When the GPU is used, the code assumes that cudnn (>= R4) is available and installed. This is critical for good performance.
This code provides a pure Lua/Torch7 and pure Python PyTorch, TensorFlow and Keras implementations -- no preprocessing of the dataset with python, nor HDF5 is required. The Lua/Torch code depends on a tiny module that can load word2vec in Torch (https://github.com/dpressel/torchure) either as a model, or as an nn.LookupTable. It is important to note that these models can easily be implemented with other deep learning frameworks, and without much work, can also be implemented from scratch! Over time, this package will hopefully provide alternate implementations in other DL Frameworks and programming languages.
Details
This is inspired by Yoon Kim's paper "Convolutional Neural Networks for Sentence Classification", and before that Collobert's "Sentence Level Approach." The implementations provided here are basically the Kim static and non-static models.
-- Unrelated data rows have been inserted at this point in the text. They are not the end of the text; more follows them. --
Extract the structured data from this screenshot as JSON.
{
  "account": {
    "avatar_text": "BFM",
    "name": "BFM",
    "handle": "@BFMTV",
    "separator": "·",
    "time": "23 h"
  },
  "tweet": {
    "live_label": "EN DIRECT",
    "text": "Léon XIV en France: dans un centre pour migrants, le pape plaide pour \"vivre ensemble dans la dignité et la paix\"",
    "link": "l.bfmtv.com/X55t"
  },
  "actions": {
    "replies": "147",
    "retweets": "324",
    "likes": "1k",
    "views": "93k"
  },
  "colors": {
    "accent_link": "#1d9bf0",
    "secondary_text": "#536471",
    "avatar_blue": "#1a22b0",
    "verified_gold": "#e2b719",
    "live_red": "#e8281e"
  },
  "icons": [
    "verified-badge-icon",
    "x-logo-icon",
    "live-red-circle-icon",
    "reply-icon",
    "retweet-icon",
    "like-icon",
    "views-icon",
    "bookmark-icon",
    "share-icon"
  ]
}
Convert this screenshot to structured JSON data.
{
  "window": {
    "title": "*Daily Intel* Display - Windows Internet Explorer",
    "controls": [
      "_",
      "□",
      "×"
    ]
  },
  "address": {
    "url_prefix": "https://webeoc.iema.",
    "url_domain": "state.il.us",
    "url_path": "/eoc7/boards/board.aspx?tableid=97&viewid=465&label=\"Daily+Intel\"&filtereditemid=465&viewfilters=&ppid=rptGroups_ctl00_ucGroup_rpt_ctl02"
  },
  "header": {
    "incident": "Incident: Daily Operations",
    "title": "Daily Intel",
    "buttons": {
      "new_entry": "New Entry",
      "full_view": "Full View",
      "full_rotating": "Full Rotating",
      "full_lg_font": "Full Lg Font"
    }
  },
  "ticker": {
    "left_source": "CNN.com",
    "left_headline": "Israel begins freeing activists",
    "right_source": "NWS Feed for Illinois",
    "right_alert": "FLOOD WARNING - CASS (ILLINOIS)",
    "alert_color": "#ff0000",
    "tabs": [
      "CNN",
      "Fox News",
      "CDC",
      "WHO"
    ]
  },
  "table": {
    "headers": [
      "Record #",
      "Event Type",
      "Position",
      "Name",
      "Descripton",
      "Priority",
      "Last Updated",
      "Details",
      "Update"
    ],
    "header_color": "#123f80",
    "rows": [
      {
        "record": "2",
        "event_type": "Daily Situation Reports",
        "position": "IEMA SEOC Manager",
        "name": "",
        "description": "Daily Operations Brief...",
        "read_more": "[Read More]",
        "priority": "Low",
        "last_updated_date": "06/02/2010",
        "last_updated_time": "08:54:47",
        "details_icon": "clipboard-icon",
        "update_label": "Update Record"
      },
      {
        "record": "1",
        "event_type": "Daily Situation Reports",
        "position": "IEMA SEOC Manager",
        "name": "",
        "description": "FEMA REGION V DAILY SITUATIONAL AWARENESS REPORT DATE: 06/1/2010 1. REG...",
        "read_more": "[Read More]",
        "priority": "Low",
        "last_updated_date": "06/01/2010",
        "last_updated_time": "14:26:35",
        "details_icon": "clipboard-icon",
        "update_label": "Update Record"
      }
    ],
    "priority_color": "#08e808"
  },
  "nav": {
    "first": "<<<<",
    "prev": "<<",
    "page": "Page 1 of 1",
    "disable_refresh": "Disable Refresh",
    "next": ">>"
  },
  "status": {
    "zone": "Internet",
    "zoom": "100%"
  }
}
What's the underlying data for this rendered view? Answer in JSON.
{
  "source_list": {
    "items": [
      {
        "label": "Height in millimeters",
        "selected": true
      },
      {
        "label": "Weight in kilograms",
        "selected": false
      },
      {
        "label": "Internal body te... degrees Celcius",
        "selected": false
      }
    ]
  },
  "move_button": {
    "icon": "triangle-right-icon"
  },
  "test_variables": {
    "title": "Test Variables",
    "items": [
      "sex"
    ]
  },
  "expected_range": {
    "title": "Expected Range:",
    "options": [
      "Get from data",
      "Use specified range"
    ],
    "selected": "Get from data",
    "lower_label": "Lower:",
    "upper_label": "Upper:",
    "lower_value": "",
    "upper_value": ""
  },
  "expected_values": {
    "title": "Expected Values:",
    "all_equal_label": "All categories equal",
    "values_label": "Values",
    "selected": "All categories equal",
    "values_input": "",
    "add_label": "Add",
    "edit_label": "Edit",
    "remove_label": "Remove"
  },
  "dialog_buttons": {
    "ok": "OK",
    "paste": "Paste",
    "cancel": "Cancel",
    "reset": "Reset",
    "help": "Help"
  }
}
This code doesn't implement multi-channel, as this probably does not make sense as a baseline. It does support adding a hidden projection layer (if you pass hsz), which is kind of like the "Sentence Level Approach" in the Collobert et al. paper, "Natural Language Processing (Almost) from Scratch"
Temporal convolutional output total number of feature maps is configurable (this is also defines the size of the max over time layer, by definition). This code offers several optimization options (adagrad, adadelta, adam and vanilla sgd). The Kim paper uses adadelta, which works well, but vanilla SGD often works great for static embeddings. Input signals are always padded to account for the filter width, so edges are still handled.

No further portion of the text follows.